Shoppers aren't flocking to the mall anymore, preferring instead to stretch their dollar at discount retailers. Michael Nagle/Getty Images
Amy Welling would like to buy a house. And why not? She just got married last month, and what better way to start life as newlyweds than to move into a house you own together?
However, Welling and her husband, Michael, are so wary of the uncertain economy that after weeks of house hunting they have decided to continue to rent. The Wellings saw firsthand how many houses are on the market, some for as many as 20 months. And besides, they may be ready to pick up and relocate soon anyway: Welling, who is working two jobs, will graduate later this year with a master's degree in exercise physiology from Southern Illinois University in Carbondale, Ill., and she hopes that by next year her husband's PhD will be complete. "We don't want to be stuck with a house we can't sell," says Welling.
A large number of Americans seem to have entered a state of consumer paralysis. Whereas for years they had a bottomless appetite for McMansions, SUVs, big-screen TVs, and new wardrobes, today more people are hitting the pause button. If it's not would-be buyers like the Wellings holding off buying a home, it's the home sellers who are deciding to stay put rather than take a much lower price. Decisions are likewise being deferred on cars, electronics, and clothes.

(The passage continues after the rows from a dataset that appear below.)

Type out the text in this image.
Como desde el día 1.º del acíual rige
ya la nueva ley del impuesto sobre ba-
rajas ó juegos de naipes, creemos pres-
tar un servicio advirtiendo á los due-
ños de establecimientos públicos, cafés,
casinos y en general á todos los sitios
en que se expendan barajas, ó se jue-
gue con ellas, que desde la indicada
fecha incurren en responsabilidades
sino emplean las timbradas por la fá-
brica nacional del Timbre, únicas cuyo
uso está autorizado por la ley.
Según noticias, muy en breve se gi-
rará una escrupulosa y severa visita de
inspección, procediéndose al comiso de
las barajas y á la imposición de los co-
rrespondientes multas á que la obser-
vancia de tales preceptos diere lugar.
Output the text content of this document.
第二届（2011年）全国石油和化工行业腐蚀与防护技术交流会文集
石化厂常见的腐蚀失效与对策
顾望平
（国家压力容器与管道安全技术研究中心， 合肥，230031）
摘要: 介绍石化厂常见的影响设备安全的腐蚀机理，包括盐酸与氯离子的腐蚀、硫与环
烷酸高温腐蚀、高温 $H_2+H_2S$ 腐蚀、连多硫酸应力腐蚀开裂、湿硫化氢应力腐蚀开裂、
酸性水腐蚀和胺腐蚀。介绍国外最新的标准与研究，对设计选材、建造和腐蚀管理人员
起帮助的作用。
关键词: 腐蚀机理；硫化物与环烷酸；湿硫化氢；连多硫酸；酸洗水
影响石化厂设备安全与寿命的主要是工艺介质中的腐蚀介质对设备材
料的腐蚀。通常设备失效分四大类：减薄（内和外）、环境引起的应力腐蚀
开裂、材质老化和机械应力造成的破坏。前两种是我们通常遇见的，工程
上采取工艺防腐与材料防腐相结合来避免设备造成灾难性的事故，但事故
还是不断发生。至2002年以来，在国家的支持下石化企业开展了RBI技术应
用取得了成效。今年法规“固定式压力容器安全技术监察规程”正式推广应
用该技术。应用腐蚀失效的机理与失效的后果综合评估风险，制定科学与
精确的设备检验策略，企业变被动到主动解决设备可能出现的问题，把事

The temperature readings that came out on consumers this week were almost uniformly bleak. Auto sales fell in the first two months of the year (BusinessWeek.com, 3/18/08), and J.D. Power & Associates predicts total U.S. sales in 2008 will total 14.95 million vehicles, which would be the lowest annual total since 1995. Retailers are struggling, from discounters such as Target (TGT) to midmarket department store chains like J.C. Penney (JCP) to Nordstrom (JWN) at the higher end. And even the top-performing electronics chain, Best Buy (BBY), has cut its fiscal 2008 profit forecast, blaming weak sales of TVs, digital music players, cameras, and video games. "People aren't going to buy cars or TVs when they are finding out that the value of their personal balance sheets are unclear," says Pat Conroy, vice-chairman of Deloitte & Touche USA.
That message came through loud and clear in the latest consumer confidence survey released on Mar. 25 by the Conference Board (BusinessWeek.com, 3/27/08). The index slumped in March, the third straight month of sharp declines. Its reading of 64.5 on a scale of 100 was the lowest since 2003. Consumer expectations about the future are at their lowest point since the recession in the early 1970s.

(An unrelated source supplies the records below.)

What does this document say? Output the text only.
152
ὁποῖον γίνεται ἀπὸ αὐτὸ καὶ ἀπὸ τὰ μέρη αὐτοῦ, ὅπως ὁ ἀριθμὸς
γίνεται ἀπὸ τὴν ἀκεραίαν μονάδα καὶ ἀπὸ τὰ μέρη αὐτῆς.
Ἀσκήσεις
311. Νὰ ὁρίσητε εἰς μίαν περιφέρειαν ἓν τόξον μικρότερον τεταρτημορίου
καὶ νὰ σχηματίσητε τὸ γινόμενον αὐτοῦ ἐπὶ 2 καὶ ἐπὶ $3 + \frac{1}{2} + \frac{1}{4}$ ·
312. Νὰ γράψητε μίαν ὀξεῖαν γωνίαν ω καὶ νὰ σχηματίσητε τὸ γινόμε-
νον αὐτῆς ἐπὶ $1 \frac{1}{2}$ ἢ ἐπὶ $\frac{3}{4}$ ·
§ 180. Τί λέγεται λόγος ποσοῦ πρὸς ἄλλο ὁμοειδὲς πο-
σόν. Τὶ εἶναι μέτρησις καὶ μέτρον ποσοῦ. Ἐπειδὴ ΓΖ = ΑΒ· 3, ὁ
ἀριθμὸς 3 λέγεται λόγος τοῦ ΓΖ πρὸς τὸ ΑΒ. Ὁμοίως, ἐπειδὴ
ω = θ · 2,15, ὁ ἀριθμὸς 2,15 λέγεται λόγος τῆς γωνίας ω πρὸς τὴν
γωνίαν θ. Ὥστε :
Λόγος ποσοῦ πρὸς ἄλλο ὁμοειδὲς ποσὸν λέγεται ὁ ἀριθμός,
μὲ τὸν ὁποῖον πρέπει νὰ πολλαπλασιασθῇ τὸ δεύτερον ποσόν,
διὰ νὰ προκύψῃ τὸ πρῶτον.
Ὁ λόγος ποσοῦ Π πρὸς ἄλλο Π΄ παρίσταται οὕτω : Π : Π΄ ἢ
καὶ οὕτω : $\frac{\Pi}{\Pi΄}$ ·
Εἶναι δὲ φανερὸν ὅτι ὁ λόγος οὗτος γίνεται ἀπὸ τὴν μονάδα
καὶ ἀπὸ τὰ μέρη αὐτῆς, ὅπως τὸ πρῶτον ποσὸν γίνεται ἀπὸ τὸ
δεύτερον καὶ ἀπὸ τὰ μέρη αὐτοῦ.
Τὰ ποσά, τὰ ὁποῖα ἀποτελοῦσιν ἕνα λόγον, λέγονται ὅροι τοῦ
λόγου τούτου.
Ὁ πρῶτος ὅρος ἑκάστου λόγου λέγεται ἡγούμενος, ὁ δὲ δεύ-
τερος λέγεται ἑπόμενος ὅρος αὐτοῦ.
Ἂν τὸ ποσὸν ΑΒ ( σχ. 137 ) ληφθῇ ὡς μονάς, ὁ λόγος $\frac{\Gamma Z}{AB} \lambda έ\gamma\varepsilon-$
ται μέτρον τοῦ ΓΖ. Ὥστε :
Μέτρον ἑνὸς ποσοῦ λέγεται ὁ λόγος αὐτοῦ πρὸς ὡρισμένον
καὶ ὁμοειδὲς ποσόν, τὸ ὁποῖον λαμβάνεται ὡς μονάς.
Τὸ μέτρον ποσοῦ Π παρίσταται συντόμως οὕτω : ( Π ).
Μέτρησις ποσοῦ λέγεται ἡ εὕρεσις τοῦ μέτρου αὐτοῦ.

What's keeping some Americans up at night is uncertainty: about the fate of their employer, about steadily rising gas and food prices, and about their ability to handle huge credit-card bills or resetting mortgage rates. "Consumers are concerned about future job prospects, and the high level of gas and food prices has devastated the financial situation of lower-income households," says Richard Curtin, a University of Michigan research associate professor and director of the Reuters/University of Michigan monthly consumer survey, which will come out later this week.

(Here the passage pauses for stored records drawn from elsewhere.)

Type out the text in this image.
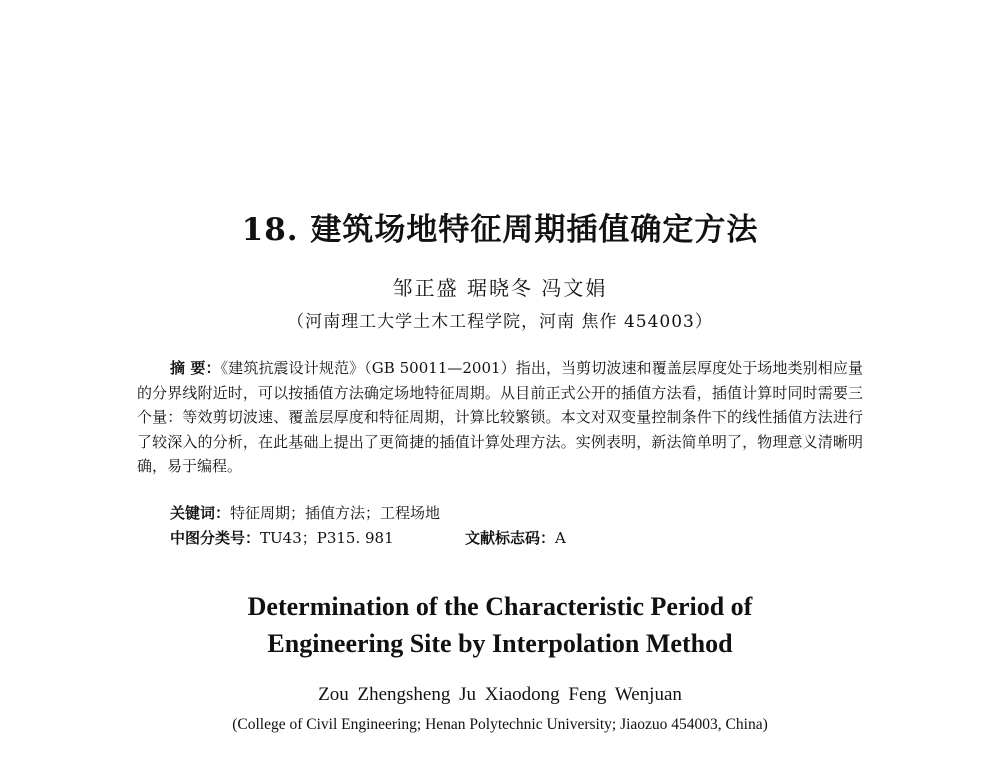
18. 建筑场地特征周期插值确定方法
邹正盛 琚晓冬 冯文娟
（河南理工大学土木工程学院，河南 焦作 454003）
摘 要：《建筑抗震设计规范》（GB 50011—2001）指出，当剪切波速和覆盖层厚度处于场地类别相应量的分界线附近时，可以按插值方法确定场地特征周期。从目前正式公开的插值方法看，插值计算时同时需要三个量：等效剪切波速、覆盖层厚度和特征周期，计算比较繁锁。本文对双变量控制条件下的线性插值方法进行了较深入的分析，在此基础上提出了更简捷的插值计算处理方法。实例表明，新法简单明了，物理意义清晰明确，易于编程。
关键词：特征周期；插值方法；工程场地
中图分类号：TU43；P315. 981	文献标志码：A
Determination of the Characteristic Period of
Engineering Site by Interpolation Method
Zou Zhengsheng Ju Xiaodong Feng Wenjuan
(College of Civil Engineering; Henan Polytechnic University; Jiaozuo 454003, China)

The only thing that people load up on these days are basic necessities (BusinessWeek.com, 1/17/08). They flock to stores where they can save money by buying items in bulk—places like Costco (COST), which reported earlier this month a 31% profit increase in its latest quarter, and BJ's (BJ), the warehouse-club chain that reported that its profit quadrupled in the first quarter. Sales of food and other grocery items increased at Wal-Mart Stores (WMT), giving its February retail sales a 2.6% boost.